La ville de Gao est située dans le nord du pays, à environ 350 km au sud de la ville de Kidal, qui est désormais passée sous le contrôle rebelle après ces attaques du 25 avril. Le FLA revendique avoir pris le contrôle de plusieurs positions dans la région de Gao. Le centre du Mali, où se trouve la ville de Mopti, a aussi été attaqué et la situation sécuritaire y restait confuse ce 28 avril. Dans la matinée de ce 28 avril, un calme précaire régnait dans la capitale Bamako, a constaté un correspondant de l’AFP.
Lundi soir, deux fortes détonations avaient été entendues près de la zone aéroportuaire en périphérie de Bamako, avait constaté l’AFP. La situation était ensuite revenue au calme. Il n’a pas été possible dans l’immédiat d’identifier l’origine de ces détonations. « Nous nous demandons toujours ce que c’était. Ce n’était pas des échanges de tirs, et les détonations provenaient du côté de la base 101 de l’aéroport », a déclaré un habitant à l’AFP. Cette base 101 de l’Armée de l’air avait été visée samedi par les attaques des groupes armés.

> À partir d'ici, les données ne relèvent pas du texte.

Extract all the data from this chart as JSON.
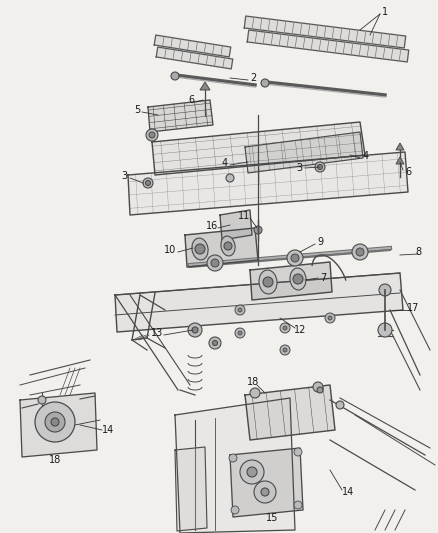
{
  "bg_color": "#f2f0ed",
  "line_color": "#4a4a4a",
  "label_color": "#1a1a1a",
  "fig_width": 4.38,
  "fig_height": 5.33,
  "dpi": 100
}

Un avion de l’Armée de l’air a passé toute la nuit de lundi à mardi en mouvement, au-dessus de la zone aéroportuaire, a constaté l’AFP. Dans la matinée de ce 28 avril, le bruit de drones de surveillance, toujours dans la même zone, était entendu. « Nous avons entendu des détonations et des coups de feu la nuit, mais cela n’a pas duré », a témoigné auprès de l’AFP un autre habitant.
La Transition malienne se trouve dans une situation critique et sans précédent depuis le coup d’Etat de 2020: le ministre de la Défense Sadio Camara a été tué, et le général Assimi Goïta, chef de la junte, n’a pas été vu et n’a pas pris la parole depuis le début des hostilités dans la journée du 25 avril.